Pembelajaran dilakukan online melalui rumah masing-masing, atau yang lebih sering disebut dengan ‘Daring’ (Dalam jaringan). Tentunya hal ini menjadi tidak efektif, karena pastinya para siswa, mahasiswa, dan yang lainnya merasa kaget akan penerapan kebijakan yang baru-baru ini diterapkan. Selain itu, sekolah daring juga harus membutuhkan fasilitas yang memadai, seperti hp, laptop, dan kuota untuk menunjang pembelajaran ataupun perkuliahan. Bayangkan, jika anak-anak dipaksa belajar dari rumah, lalu dengan ekonomi keluarganya yang tidak memungkinkan untuk memenuhi segala fasilitas anaknya di tengah pandemi saat ini, akan bagaimana jadinya?

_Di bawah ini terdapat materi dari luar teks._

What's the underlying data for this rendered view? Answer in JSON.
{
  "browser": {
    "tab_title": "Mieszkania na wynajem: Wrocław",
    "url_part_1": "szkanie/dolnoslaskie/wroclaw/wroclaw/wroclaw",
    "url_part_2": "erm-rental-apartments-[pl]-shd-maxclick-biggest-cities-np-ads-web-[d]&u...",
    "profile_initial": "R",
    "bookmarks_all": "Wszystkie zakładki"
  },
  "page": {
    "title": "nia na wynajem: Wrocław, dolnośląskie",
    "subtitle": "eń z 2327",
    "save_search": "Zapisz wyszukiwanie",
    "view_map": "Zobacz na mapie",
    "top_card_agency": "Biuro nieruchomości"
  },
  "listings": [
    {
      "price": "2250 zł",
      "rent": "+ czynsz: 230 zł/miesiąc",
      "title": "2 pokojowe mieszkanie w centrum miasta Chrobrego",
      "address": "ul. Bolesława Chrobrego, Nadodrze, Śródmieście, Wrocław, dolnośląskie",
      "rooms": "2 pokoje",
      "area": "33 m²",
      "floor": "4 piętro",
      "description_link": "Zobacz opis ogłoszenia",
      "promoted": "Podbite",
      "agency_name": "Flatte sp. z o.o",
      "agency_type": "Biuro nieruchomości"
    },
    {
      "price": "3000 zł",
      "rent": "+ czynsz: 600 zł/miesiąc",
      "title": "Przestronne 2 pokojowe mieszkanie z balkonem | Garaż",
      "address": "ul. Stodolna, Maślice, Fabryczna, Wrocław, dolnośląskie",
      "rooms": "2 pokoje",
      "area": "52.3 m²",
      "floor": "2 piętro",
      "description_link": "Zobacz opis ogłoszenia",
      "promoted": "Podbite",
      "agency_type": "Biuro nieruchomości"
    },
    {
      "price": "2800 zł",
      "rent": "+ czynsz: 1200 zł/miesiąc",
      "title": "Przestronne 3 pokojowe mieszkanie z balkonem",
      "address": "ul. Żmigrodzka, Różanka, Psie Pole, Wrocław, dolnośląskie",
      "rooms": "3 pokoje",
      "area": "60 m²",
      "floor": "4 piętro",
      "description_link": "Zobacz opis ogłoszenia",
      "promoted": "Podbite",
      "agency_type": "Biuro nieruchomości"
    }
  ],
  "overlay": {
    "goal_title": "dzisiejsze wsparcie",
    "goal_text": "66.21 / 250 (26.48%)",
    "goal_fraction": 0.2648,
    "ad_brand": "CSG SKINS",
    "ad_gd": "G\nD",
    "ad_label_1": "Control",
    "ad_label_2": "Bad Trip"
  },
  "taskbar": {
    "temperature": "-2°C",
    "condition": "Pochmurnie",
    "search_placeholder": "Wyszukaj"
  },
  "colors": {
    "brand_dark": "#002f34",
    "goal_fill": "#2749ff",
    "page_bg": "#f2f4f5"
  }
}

Pada pandemi ini, di awal pertengahan tahun 2020, UN mulai ditiadakan. Hal ini membuat beberapa siswa merasa kaget dan kecewa pastinya. Anak-anak yang sudah berusaha sebaik mungkin untuk belajar, namun tiba-tiba dikabarkan UN ditiadakan dikarenakan pandemi Covid-19. Siswa langsung diluluskan tanpa adanya bobot nilai dari UN yang seharusnya dijalankan, tidak ada Uji Kompetensi bagi anak SMK, dan lain sebagainya. Tetapi justru semua itu menjadi tantangan tersendiri bagi mereka yang bersekolah, agar lebih semangat lagi dalam menuntut ilmu walau daring dan hanya memanfaatkan fasilitas yang ada, walaupun terkadang ada juga beberapa kendala yang pastinya dihadapi oleh mereka.
Harapannya, pendidikan di Indonesia tidak tertinggal jauh, meski sekarang pembelajaran sedang dilakukan secara daring, namun itu bukan menjadi alasan untuk para siswa dan mahasiswa untuk bermalas-malasan dalam menuntut ilmu. Justu seharusnya dengan adanya pembelajaran daring ini, para siswa dan mahasiswa lebih memiliki banyak waktu luang, yang dapat dilakukan untuk mencari tahu, mengakses banyak sosial media untuk belajar, menggali ilmu pengetahuan, mengembangkan dan menggunakan ide-ide kreatif agar ilmunya terus terpakai.
Jadi, pandemi saat ini bukan penghalang untuk berhenti belajar. Semangat menuntut ilmu ya! Tetap semangat, dan selalu patuhi protokol kesehatan.